A voyage to the bottom of the sea in search of exploding rocks

Harry Brodsky spent most of the 30 days at sea aboard a multi-story research vessel off the coast of Brazil. Photo by Matthew Modoono/Northeastern University

When Northeastern student Harry Brodsky went 3,300 meters beneath the surface of the ocean in the deep-sea submarine Alvin, he wasn’t scared of the dark, he didn’t feel claustrophobic, but he was bummed that he couldn’t bring potato chips to snack on.

“They’re really strict about fire safety on the submarine, so we couldn’t bring anything that was even a little bit flammable,” he said. “I guess potato chips are too greasy.”

Brodsky is a fifth-year student studying geology, physics, and mechanical engineering, and rare rocks are his specialty. In 2017, he did a co-op at Woods Hole Oceanographic Institute where he studied deep-sea rocks. So, this May, when the institute invited him on a month-long research cruise of an underwater volcano, he gladly accepted.

Brodsky spent most of the 30 days at sea aboard a multi-story research vessel off the coast of Brazil. The crew’s mission was to collect and examine rocks from the mid-Atlantic ridge, an underwater mountain range that extends from pole to pole. To reach it, crew members took a submarine nearly two miles down to the ocean floor. Brodsky, who had never been in a submarine before, was asked to join the crew for a day.

I think they asked me to go down in the submarine because they knew I could spot the rocks that we needed. I worked with them for so long when I was at Woods Hole, so I knew what we were looking for.

Harry Brodsky, Northeastern student

While they were at the ridge, the sub collected 200 pounds of “popping rocks,” rocks that are filled with gas bubbles that burst when they get to the surface because of the change in pressure.

The point of the crew’s expedition was to better understand carbon levels in the earth’s mantle, the layer of the planet just below the surface. These rocks are important because the bubbles inside them contain gas that can be tested for carbon.

“I think they asked me to go down in the submarine because they knew I could spot the rocks that we needed,” Brodsky said. “I worked with them for so long when I was at Woods Hole, so I knew what we were looking for.”

He spent a total of eight hours in the submarine. On the way down, he said the crew kept the lights off to conserve energy. “You’re only sinking for a few minutes, and it gets completely black, but then all of a sudden out the window we could see these bioluminescent plankton, which are these little blue organisms that light up like fireflies.”

They turned on the lights when they got to the ocean floor, and when Brodsky finally saw the ridge in real life, he said he couldn’t believe it. “It’s funny, I’ve been studying the mid-ocean ridge for years, but when I got there, it was so much bigger than I expected,” he said. “Sure I knew that it was 10 kilometers across, but I had no idea what that meant until I saw it.”

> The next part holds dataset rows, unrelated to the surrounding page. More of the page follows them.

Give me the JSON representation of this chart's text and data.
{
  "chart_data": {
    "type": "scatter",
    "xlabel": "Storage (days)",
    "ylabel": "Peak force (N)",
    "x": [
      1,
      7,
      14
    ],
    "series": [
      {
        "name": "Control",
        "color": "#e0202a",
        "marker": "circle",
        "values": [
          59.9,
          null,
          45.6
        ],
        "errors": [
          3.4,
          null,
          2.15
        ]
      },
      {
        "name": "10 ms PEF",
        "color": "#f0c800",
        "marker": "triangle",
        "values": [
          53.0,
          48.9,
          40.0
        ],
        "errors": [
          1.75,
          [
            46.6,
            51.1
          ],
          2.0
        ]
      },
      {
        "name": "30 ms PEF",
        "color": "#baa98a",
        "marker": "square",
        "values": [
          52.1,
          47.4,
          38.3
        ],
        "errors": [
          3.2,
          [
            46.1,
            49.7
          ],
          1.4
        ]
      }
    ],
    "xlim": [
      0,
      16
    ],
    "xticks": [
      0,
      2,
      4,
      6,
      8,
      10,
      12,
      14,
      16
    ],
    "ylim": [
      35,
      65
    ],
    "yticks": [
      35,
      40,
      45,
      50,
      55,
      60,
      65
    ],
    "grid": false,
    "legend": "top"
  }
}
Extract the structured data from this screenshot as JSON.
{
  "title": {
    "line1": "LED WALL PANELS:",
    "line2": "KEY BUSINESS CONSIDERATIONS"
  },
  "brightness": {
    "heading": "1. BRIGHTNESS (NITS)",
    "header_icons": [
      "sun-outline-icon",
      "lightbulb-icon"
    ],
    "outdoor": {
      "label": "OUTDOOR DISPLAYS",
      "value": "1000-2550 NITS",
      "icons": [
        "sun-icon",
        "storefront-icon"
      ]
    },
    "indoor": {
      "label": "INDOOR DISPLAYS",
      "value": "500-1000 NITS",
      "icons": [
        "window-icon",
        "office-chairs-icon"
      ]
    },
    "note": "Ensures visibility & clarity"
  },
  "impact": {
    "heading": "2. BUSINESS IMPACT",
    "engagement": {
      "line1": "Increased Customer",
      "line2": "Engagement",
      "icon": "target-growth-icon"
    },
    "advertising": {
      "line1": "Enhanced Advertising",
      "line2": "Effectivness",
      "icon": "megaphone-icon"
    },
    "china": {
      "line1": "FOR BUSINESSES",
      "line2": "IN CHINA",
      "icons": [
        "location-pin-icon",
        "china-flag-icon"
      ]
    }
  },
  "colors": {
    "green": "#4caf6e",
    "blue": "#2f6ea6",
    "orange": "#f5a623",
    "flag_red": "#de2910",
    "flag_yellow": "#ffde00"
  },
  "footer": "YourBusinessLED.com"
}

Brodsky collected rocks from the ocean floor in a submarine. Photo by Matthew Modoono/Northeastern University

He made the descent with two other people, a senior scientist and the sub’s pilot, and he said it was pretty cramped, hardly room for three people, let alone a toilet. “We had to pee in bottles,” he said.

The submarine spent five hours on the bottom. The crew used that time to take photos, make notes, pick up rocks, and enjoy a fireproof lunch of peanut butter and jelly sandwiches and Kit Kats.  

Brodsky wasn’t nervous to be miles under water, but he said he was anxious that he would mess up in front of the other scientist on board. “There’s a really high likelihood that I’ll apply to some of the graduate schools where my colleagues work as professors, so I really wanted to impress them,” he said.

For the other 29 days of his trip, Brodsky spent his time on the ship doing research. When he wasn’t working, he was reading books or playing pingpong. “Pingpong is very serious on the ship,” he said, adding, “There’s no internet.”